Itulah kata-kata yang tertulis di tutup kopi kemasan plastik yang dibagikan ulang oleh salah satu orang yang berkesan di hidupku. Sederhana tapi penuh makna bagiku. Rasanya seperti tertampar untuk yang ke-sekian kalinya.
Harus aku akui, selama ini memang telah menjadi manusia yang bodoh dalam urusan asmara. Bisa dibilang kurang peka, tidak peduli, atau sering terlambat menyadari segala sesuatu yang ada di sekitarku. Menyendiri, mengabaikan berbagai hal ataupun orang yang ada di sekitarku telah menjadi kebiasaan.
Aku teringat dengan kejadian sekitar 8-9 tahun yang lalu. Ada seseorang yang pernah berusaha mengalihkan perhatianku. Berusaha selalu ada di dekatku untuk menemani dan mengikuti hal-hal yang aku lakukan. Dia salah satu anggota klub basket di SMP sekaligus teman sekelasku.
Sering kali di berbagai kesempatan dia selalu mencoba membuka topik perbincangan denganku . Namun, aku hanya bisa terdiam, tidak tahu harus berkata apa. Dia sering membuatku menjadi pusat perhatian di kelas karena pernyataan kontroversialnya. Awalnya, aku tidak menyukainya dan cenderung membenci sekaligus menghindarinya.
Dia pernah berkali-kali mengatakan bahwa kita (aku dan dia) mungkin jodoh karena memiliki berbagai persamaan dalam hal sederhana atau terlibat suatu kejadian bersama secara kebetulan. Dia tidak segan mengatakan pernyataan itu di kelas sekalipun ada guru.
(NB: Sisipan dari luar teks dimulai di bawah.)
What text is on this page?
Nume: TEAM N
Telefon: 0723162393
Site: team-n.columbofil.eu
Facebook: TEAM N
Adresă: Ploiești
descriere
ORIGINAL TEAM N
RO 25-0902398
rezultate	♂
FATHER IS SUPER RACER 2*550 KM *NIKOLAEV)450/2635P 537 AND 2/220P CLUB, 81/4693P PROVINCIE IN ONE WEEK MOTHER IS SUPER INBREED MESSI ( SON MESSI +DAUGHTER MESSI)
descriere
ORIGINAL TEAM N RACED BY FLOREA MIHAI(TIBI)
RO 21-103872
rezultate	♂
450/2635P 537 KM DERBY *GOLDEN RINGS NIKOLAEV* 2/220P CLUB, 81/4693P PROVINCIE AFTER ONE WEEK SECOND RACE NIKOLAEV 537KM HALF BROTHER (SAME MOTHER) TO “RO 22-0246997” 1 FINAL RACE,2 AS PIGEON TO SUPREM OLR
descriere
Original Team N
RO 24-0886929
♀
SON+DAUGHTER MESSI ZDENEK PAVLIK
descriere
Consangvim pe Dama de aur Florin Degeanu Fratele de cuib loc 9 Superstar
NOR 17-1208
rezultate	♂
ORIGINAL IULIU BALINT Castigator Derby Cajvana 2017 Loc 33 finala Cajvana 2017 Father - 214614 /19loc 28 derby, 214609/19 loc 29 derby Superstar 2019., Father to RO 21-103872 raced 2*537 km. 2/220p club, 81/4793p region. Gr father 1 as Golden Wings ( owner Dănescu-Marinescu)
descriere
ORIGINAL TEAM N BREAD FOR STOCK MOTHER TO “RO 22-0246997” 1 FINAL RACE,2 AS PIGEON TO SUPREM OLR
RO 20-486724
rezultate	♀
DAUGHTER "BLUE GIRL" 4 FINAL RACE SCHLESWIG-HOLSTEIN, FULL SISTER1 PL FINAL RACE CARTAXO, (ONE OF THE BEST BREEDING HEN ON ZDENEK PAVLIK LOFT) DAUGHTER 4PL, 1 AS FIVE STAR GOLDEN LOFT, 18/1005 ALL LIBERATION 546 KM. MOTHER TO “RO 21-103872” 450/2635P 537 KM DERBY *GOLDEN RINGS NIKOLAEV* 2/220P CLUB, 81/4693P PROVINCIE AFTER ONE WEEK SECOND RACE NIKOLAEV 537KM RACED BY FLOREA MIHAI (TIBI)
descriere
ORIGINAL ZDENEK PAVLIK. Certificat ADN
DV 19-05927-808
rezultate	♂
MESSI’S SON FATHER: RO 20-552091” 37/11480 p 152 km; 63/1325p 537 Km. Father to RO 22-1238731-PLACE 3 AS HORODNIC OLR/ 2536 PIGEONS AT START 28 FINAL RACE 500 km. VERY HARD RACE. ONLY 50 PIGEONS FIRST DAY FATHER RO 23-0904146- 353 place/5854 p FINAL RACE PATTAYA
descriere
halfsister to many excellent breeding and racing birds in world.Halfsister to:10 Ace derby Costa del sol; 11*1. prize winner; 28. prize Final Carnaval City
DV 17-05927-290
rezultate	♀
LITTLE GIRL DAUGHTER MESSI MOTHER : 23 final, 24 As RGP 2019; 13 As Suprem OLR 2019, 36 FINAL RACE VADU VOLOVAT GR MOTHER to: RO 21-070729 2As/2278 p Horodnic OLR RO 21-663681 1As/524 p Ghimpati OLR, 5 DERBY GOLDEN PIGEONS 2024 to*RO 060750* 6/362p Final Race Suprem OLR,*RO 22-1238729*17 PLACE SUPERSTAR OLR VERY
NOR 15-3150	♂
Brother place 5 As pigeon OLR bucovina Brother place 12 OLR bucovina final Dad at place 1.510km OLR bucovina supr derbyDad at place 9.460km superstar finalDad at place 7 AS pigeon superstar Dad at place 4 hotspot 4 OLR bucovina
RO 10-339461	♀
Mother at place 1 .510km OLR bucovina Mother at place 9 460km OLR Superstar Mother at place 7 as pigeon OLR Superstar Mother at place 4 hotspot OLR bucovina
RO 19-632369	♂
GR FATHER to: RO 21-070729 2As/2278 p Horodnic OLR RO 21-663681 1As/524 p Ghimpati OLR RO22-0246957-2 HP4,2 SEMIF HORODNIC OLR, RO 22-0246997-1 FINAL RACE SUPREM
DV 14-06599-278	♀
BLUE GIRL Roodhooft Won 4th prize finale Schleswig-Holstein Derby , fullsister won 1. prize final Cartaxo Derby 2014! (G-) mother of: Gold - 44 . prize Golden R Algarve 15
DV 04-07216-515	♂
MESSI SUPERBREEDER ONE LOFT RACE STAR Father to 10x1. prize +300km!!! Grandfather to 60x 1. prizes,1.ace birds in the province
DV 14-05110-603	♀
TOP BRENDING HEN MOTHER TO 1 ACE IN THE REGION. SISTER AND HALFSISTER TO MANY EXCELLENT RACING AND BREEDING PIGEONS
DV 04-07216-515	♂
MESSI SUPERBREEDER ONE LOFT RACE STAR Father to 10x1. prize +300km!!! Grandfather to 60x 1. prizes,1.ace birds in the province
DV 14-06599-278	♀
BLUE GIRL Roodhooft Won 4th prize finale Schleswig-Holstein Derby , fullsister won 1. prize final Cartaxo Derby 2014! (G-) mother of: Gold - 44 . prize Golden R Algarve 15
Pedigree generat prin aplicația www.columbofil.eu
Tidak hanya itu, dia pernah menunjukku untuk menjawab pertanyaannya saat presentasi demi bisa berkenalan denganku sebab dia masih belum hafal. Itulah salah satu kejadian yang memalukan dan tak terlupakan ketika SMP.
Selama berbulan-bulan dia duduk di sebelah kiri-ku. Saat aku diam di kelas dan tertunduk tidur, dia menemaniku dan tidur di bangkunya. Sampai-sampai jika dia tertidur, teman sekelas kita akan mengatakan karena dia tertular virus ngantuk dan hobiku yang suka tidur di kelas.
Saat itu aku memang tidak pernah terpikirkan untuk menyukai seseorang maupun untuk berpacaran. Aku ingin lebih fokus menjadi siswa SMP yang baik dan punya banyak teman. Aku pun menganggap dia hanya bercanda. Mungkin dia melakukan itu supaya kondisi kelas lebih hangat.
Setelah beberapa saat, tiba waktunya dia berhenti melakukan hal-hal aneh yang aku tidak sukai. Dia pindah tempat duduk entah karena apa gerangan. Ketidakhadirannya membuatku merasa aneh dan hampa. Aku merasa bersalah juga kepadanya. Aku pun mulai menyadari bahwa mungkin aku mulai menyukainya.
Waktupun terus berlalu, tak terasa masa SMA pun tiba. Aku memilih melanjutkan SMA sedangkan dia ternyata memilih masuk MAN. Sekolah kita sangat berdekatan sehingga tidak jarang kami sering bertemu di jalan saat berangkat ataupun pulang sekolah. Saat itu, aku kira bisa mulai melupakannya karena kita tidak satu kelas maupun berada di sekolah yang sama.